Ireland ranks 7th out of 61 countries benchmarked in the 2016 IMD World Competitiveness Yearbook. This year’s list is topped by Hong Kong, Switzerland, the US and Singapore.
This is a significant jump from last year, when Ireland ranked 16th in the competitiveness rankings.
The IMD World Competitiveness Center, a research group within the IMD Business School, has published the ranking each year since 1989 and it is widely regarded as the foremost annual assessment of the competitiveness of countries.
This year’s rankings saw the US lose its status as the world’s most competitive economy to Hong Kong.
‘There is no room for complacency. Ireland must remain conscious of maintaining improved competitiveness in an export-led economy, the provision of suitable skills coming through the workforce and Ireland must continue to provide business advantages that resonate with global companies’
– MARTIN SHANAHAN, IDA IRELAND
Prof Arturo Bris, director of the IMD World Competitiveness Center, said a consistent commitment to a favourable business environment was central to Hong Kong’s rise and that Switzerland’s small size and its emphasis on a commitment to quality have allowed it to react quickly to keep its economy on top.

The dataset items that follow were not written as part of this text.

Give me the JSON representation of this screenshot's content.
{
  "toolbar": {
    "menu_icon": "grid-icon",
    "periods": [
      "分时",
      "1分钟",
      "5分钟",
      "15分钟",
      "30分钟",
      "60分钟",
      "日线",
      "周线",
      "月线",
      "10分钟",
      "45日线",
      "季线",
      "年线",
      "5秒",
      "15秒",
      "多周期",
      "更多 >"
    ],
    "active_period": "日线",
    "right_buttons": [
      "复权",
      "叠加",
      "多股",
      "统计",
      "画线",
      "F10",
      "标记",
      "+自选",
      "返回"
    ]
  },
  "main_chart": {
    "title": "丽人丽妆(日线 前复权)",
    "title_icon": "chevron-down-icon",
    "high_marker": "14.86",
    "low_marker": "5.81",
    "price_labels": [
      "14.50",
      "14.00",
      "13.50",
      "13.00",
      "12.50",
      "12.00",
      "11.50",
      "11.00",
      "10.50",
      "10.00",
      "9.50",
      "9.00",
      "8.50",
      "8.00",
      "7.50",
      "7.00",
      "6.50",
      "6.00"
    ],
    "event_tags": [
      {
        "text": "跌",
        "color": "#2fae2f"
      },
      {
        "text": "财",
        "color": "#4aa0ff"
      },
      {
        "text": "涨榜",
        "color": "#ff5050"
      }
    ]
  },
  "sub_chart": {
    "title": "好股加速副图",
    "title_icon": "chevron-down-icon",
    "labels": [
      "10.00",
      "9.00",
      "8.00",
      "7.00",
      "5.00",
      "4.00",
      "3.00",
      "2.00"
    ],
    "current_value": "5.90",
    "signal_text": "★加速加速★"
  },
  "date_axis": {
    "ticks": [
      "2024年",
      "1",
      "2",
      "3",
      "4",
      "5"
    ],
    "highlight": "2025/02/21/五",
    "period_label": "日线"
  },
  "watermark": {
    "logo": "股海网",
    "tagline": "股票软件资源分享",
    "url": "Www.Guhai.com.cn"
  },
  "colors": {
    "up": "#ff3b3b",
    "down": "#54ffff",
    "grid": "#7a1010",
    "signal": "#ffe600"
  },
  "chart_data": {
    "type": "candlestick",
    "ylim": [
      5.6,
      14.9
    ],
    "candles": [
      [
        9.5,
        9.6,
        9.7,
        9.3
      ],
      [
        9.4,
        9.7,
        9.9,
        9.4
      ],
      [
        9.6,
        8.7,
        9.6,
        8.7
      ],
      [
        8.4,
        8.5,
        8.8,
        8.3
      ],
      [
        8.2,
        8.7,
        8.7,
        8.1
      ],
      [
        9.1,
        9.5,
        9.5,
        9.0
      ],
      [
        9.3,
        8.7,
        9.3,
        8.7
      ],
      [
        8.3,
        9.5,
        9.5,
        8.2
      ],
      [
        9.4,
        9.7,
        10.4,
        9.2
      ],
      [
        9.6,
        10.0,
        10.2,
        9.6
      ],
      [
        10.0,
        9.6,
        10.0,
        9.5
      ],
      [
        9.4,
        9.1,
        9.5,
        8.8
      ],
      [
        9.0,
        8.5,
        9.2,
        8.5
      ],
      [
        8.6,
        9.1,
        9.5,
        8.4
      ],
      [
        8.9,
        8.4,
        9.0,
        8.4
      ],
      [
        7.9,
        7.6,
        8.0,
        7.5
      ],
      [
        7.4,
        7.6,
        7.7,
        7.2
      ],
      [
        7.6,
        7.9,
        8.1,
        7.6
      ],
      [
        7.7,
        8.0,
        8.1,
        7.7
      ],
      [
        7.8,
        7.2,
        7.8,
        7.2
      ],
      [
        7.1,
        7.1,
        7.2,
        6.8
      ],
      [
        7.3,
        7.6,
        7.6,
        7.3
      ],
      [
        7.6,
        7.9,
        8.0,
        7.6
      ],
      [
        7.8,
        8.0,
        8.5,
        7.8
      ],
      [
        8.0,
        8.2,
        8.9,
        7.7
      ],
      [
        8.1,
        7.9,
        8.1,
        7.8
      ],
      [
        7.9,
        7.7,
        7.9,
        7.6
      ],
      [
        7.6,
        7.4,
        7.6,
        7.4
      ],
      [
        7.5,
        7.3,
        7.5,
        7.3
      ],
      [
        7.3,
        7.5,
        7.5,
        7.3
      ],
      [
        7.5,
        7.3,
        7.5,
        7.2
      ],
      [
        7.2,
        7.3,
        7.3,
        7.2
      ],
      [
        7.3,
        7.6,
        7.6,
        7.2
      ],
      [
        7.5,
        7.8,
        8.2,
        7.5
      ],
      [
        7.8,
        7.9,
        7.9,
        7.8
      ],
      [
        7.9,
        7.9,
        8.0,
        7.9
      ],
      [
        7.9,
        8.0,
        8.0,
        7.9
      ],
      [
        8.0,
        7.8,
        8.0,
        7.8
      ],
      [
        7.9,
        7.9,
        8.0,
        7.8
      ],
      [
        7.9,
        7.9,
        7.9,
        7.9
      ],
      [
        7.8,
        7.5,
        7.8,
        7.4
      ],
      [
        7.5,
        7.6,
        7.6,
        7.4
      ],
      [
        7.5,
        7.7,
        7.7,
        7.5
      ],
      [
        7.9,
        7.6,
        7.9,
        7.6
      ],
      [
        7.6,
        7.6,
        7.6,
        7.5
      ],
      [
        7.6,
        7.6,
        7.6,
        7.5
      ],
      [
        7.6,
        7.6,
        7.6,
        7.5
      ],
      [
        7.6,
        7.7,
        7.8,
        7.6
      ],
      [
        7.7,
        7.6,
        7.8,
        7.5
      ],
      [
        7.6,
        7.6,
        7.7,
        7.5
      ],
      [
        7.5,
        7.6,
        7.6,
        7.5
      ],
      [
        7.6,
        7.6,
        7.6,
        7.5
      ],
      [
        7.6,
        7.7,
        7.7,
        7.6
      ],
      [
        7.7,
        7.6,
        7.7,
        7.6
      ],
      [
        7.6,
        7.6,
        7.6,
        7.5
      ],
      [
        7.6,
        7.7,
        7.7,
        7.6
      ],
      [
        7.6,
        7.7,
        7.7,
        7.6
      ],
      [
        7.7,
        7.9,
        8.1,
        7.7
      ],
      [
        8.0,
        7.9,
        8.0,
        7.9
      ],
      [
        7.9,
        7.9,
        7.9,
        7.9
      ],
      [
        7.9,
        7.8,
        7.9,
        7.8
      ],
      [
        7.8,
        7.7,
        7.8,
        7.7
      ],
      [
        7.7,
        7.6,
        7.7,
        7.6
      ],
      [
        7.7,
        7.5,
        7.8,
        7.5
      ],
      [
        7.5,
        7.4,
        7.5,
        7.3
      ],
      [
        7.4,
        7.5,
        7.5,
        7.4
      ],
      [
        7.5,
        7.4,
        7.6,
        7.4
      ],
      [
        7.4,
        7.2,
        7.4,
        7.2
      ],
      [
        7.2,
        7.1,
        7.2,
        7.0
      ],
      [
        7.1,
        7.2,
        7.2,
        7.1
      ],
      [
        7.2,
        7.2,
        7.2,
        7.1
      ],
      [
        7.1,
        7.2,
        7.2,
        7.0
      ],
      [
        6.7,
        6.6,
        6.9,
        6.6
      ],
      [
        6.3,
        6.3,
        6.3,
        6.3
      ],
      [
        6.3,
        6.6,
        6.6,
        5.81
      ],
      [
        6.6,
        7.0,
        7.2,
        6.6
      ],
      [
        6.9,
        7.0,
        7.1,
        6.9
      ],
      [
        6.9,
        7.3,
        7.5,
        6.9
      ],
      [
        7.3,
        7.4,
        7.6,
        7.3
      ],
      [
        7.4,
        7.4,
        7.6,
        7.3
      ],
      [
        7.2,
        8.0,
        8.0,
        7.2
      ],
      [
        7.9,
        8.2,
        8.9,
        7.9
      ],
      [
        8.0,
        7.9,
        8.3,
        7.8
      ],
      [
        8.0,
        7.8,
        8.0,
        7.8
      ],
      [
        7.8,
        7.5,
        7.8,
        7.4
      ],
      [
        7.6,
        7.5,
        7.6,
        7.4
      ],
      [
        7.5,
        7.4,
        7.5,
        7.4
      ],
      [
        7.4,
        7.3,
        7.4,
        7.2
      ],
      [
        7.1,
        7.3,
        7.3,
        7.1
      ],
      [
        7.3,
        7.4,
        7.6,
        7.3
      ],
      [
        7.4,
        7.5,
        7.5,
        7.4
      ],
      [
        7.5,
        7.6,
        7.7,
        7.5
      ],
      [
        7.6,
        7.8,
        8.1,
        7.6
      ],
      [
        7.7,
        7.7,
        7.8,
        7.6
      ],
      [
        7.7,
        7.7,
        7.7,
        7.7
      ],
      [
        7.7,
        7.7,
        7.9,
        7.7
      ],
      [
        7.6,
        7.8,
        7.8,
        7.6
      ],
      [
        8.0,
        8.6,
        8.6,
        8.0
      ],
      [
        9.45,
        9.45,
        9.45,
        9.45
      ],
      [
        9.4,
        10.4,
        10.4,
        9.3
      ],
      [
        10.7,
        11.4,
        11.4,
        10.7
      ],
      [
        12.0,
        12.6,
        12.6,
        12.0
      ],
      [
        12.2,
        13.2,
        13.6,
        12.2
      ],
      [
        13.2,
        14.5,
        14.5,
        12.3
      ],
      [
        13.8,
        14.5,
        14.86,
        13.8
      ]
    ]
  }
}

“The USA still boasts the best economic performance in the world, but there are many other factors that we take into account when assessing competitiveness,” he said.
“The common pattern among all of the countries in the top 20 is their focus on business-friendly regulation, physical and intangible infrastructure and inclusive institutions.”
How Ireland ranked
Each ranking is based on analysis of more than 340 criteria derived from four principal factors: economic performance, government efficiency, business efficiency and infrastructure. Responses from an in-depth survey of more than 5,400 business executives, who are asked to assess the situation in their own countries, are also taken into consideration.
Ireland ranked 7th based on a score of 91.540. It was narrowly surpassed by Singapore, Sweden and Denmark, but ahead of the Netherlands, Norway and Canada.
Ireland achieved first spot in a number of important sub factors, including:
- Real GDP growth
- Flexibility and adaptability of people
- Real GDP growth per capita
- Investment incentives
- National culture
- Finance skills
“IDA Ireland has set ambitious investment and jobs targets in its current strategy Winning: Foreign Direct Investment 2015-2019,” said IDA Ireland CEO Martin Shanahan.
“However, in order to achieve these targets, we will have to remain vigilant and monitor our competitiveness in areas like costs, property availability and talent.
“Major global companies continue to set up operations and expand in significant numbers here. Amazon announced that it is adding a further 500 highly-skilled roles in Dublin due to the company’s ability to attract talent here.
“In recent years, Ireland has regained valuable competitiveness, while continuing to offer a strong skills base to prospective companies looking to invest here. This has helped to deliver a very strong FDI performance by Ireland.
“However, there is no room for complacency. Ireland must remain conscious of maintaining improved competitiveness in an export-led economy, the provision of suitable skills coming through the workforce and Ireland must continue to provide business advantages that resonate with global companies,” Shanahan said.
Spiralling into an unequal world
While the IMD Competitiveness rankings focused on business excellence and regulation being drivers for effective economic prowess, they could not hide the real elephant in the room, the growing gap between rich and poor.
‘Unfortunately, the problem for many countries is that wealth accumulation by the rich doesn’t yield any benefits for the poor in the absence of proper social safety nets’
– PROF ARTURO BRIS, IMD WORLD COMPETITIVENESS CENTER
“Since 1995, the world has become increasingly unequal in terms of income differences among countries, although the rate of increase is now slowing,” IMD’s Bris said.
“The wealth of the richest countries has grown every year except for the past two, while the poorer countries have seen some improvement in living conditions since the millennium.
“Unfortunately, the problem for many countries is that wealth accumulation by the rich doesn’t yield any benefits for the poor in the absence of proper social safety nets.
“Innovation-driven economic growth in poorer countries improves competitiveness, but it also increases inequality. This is obviously an issue that demands long-term attention,” Bris concluded.